Na razie anysystemowy lider odłożył na bok swoje systemowe uprzedzenia i tworzy ruch, który – w ramach systemu – powalczy o miejsca w Sejmie. Poza tym, aktywność Kukiza pokazuje jasno, że woli skupiać się na punktowaniu władzy za populizm i wytykanie popisywania się przed Europą.
Nie da się ukryć, że Paweł Kukiz przegrywa kampanię o referendum. Nie tylko poprzez mniejszą aktywność, lecz także ze względu na – niezrozumiałe dla wielu – stanowcze wsparcie Prawa i Sprawiedliwości. Partii, której z jednomandatowymi okręgami wyborczymi wyjątkowo nie po drodze. Mimo to, Kukiz otwarcie przyznaje, że „podziwia Jarosława Kaczyńskiego”, a za Beatę Szydło trzyma kciuki.
Na kiepskiej kampanii referendalnej Kukiza korzystają inni. W ostatnich dniach szczególnie zauważalna jest wzmożona aktywność Romana Giertycha czy Łukasza Gibały. – Referendum jest dziś bez ojca – mówi były lider Ligi Polskich Rodzin, który po pierwsze – ma rację, a po drugie – zręcznie w rolę owego ojca wchodzi. Jako prezes Instytutu Myśli Państwowej rozpoczyna kampanię billboardową, a w planach (które opisywaliśmy w naTemat) ma również internetową i bezpośrednią.
Na rzecz referendum Kukiz rezygnował ze wszystkiego.
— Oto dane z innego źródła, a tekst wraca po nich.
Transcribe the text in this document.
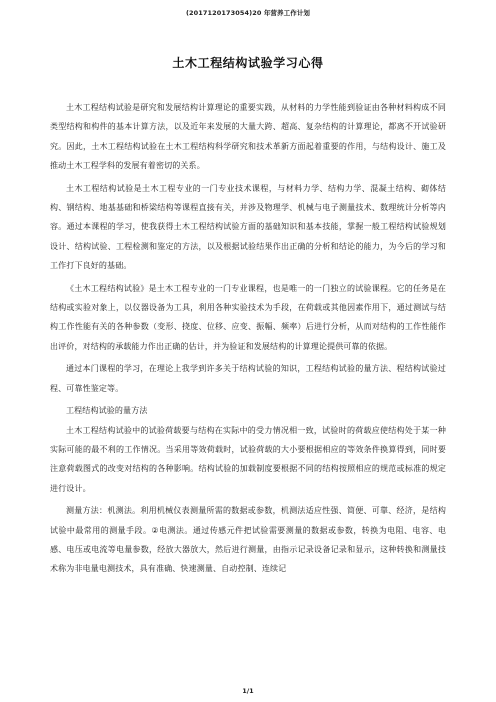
(2017120173054)20 年营养工作计划
土木工程结构试验学习心得

土木工程结构试验是研究和发展结构计算理论的重要实践，从材料的力学性能到验证由各种材料构成不同类型结构和构件的基本计算方法，以及近年来发展的大量大跨、超高、复杂结构的计算理论，都离不开试验研究。因此，土木工程结构试验在土木工程结构科学研究和技术革新方面起着重要的作用，与结构设计、施工及推动土木工程学科的发展有着密切的关系。

土木工程结构试验是土木工程专业的一门专业技术课程，与材料力学、结构力学、混凝土结构、砌体结构、钢结构、地基基础和桥梁结构等课程直接有关，并涉及物理学、机械与电子测量技术、数理统计分析等内容。通过本课程的学习，使我获得土木工程结构试验方面的基础知识和基本技能，掌握一般工程结构试验规划设计、结构试验、工程检测和鉴定的方法，以及根据试验结果作出正确的分析和结论的能力，为今后的学习和工作打下良好的基础。

《土木工程结构试验》是土木工程专业的一门专业课程，也是唯一的一门独立的试验课程。它的任务是在结构或实验对象上，以仪器设备为工具，利用各种实验技术为手段，在荷载或其他因素作用下，通过测试与结构工作性能有关的各种参数（变形、挠度、位移、应变、振幅、频率）后进行分析，从而对结构的工作性能作出评价，对结构的承载能力作出正确的估计，并为验证和发展结构的计算理论提供可靠的依据。

通过本门课程的学习，在理论上我学到许多关于结构试验的知识，工程结构试验的量方法、程结构试验过程、可靠性鉴定等。

工程结构试验的量方法

土木工程结构试验中的试验荷载要与结构在实际中的受力情况相一致，试验时的荷载应使结构处于某一种实际可能的最不利的工作情况。当采用等效荷载时，试验荷载的大小要根据相应的等效条件换算得到，同时要注意荷载图式的改变对结构的各种影响。结构试验的加载制度要根据不同的结构按照相应的规范或标准的规定进行设计。

测量方法：机测法。利用机械仪表测量所需的数据或参数，机测法适应性强、简便、可靠、经济，是结构试验中最常用的测量手段。②电测法。通过传感元件把试验需要测量的数据或参数，转换为电阻、电容、电感、电压或电流等电量参数，经放大器放大，然后进行测量，由指示记录设备记录和显示，这种转换和测量技术称为非电量电测技术，具有准确、快速测量、自动控制、连续记

1/1
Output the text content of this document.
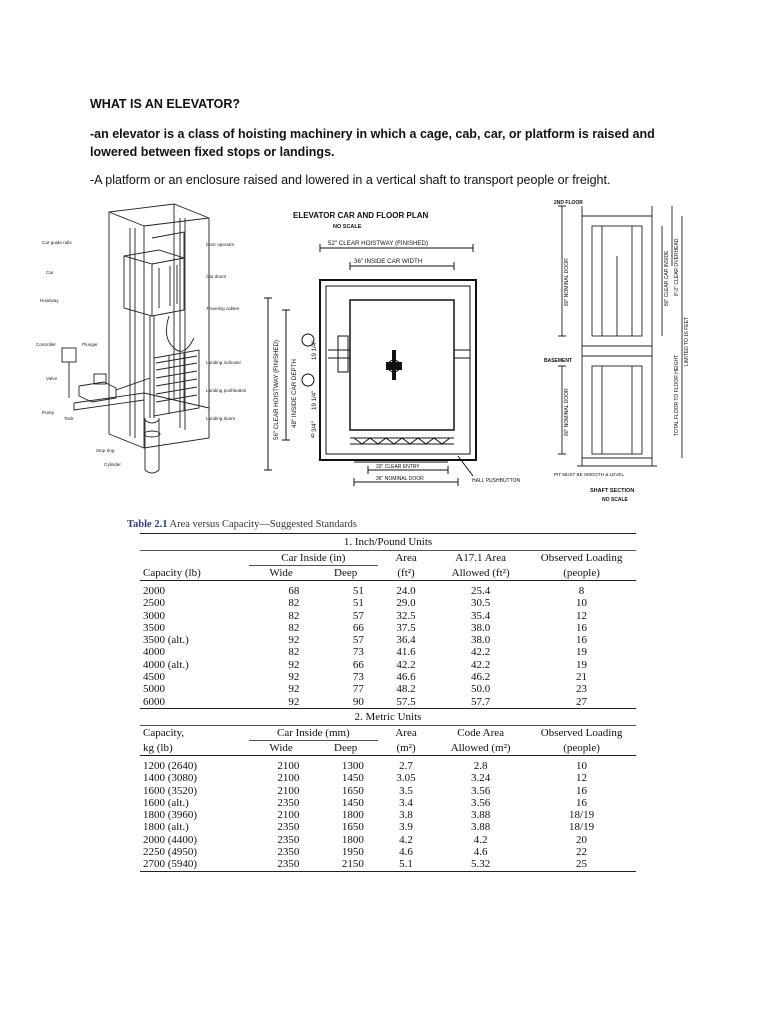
WHAT IS AN ELEVATOR?
-an elevator is a class of hoisting machinery in which a cage, cab, car, or platform is raised and lowered between fixed stops or landings.
-A platform or an enclosure raised and lowered in a vertical shaft to transport people or freight.
Car guide rails	Door operator
Car
Car doors
Hoistway
Traveling cables
Controller	Plunger
Landing indicator
Valve
Landing pushbutton
Pump
Tank	Landing doors
Stop ring
Cylinder
ELEVATOR CAR AND FLOOR PLAN
NO SCALE
52" CLEAR HOISTWAY (FINISHED)
36" INSIDE CAR WIDTH
56" CLEAR HOISTWAY (FINISHED) 48" INSIDE CAR DEPTH
19 1/4"
19 1/4"
3/4"
9
33" CLEAR ENTRY
36" NOMINAL DOOR	HALL PUSHBUTTON
2ND FLOOR
BASEMENT
80" NOMINAL DOOR
80" NOMINAL DOOR
80" CLEAR CAR INSIDE 8'-2" CLEAR OVERHEAD
TOTAL FLOOR TO FLOOR HEIGHT
LIMITED TO 16 FEET
PIT MUST BE SMOOTH & LEVEL
SHAFT SECTION
NO SCALE
Table 2.1 Area versus Capacity—Suggested Standards
1. Inch/Pound Units					
	Car Inside (in)		Area	A17.1 Area	Observed Loading
Capacity (lb)	Wide	Deep	(ft²)	Allowed (ft²)	(people)
2000	68	51	24.0	25.4	8
2500	82	51	29.0	30.5	10
3000	82	57	32.5	35.4	12
3500	82	66	37.5	38.0	16
3500 (alt.)	92	57	36.4	38.0	16
4000	82	73	41.6	42.2	19
4000 (alt.)	92	66	42.2	42.2	19
4500	92	73	46.6	46.2	21
5000	92	77	48.2	50.0	23
6000	92	90	57.5	57.7	27
2. Metric Units					
Capacity,	Car Inside (mm)		Area	Code Area	Observed Loading
kg (lb)	Wide	Deep	(m²)	Allowed (m²)	(people)
1200 (2640)	2100	1300	2.7	2.8	10
1400 (3080)	2100	1450	3.05	3.24	12
1600 (3520)	2100	1650	3.5	3.56	16
1600 (alt.)	2350	1450	3.4	3.56	16
1800 (3960)	2100	1800	3.8	3.88	18/19
1800 (alt.)	2350	1650	3.9	3.88	18/19
2000 (4400)	2350	1800	4.2	4.2	20
2250 (4950)	2350	1950	4.6	4.6	22
2700 (5940)	2350	2150	5.1	5.32	25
Nie ma programu, nie ma partii, nie ma struktur... Bo po co? Najważniejsze jest (choć raczej miało być) referendum. – Jeżeli 6 września nie przekroczymy w referendum frekwencji 50 proc., nie ma Polski takiej, na jaką zasługujemy – przekonywali również jego współpracownicy z Ruchu JOW.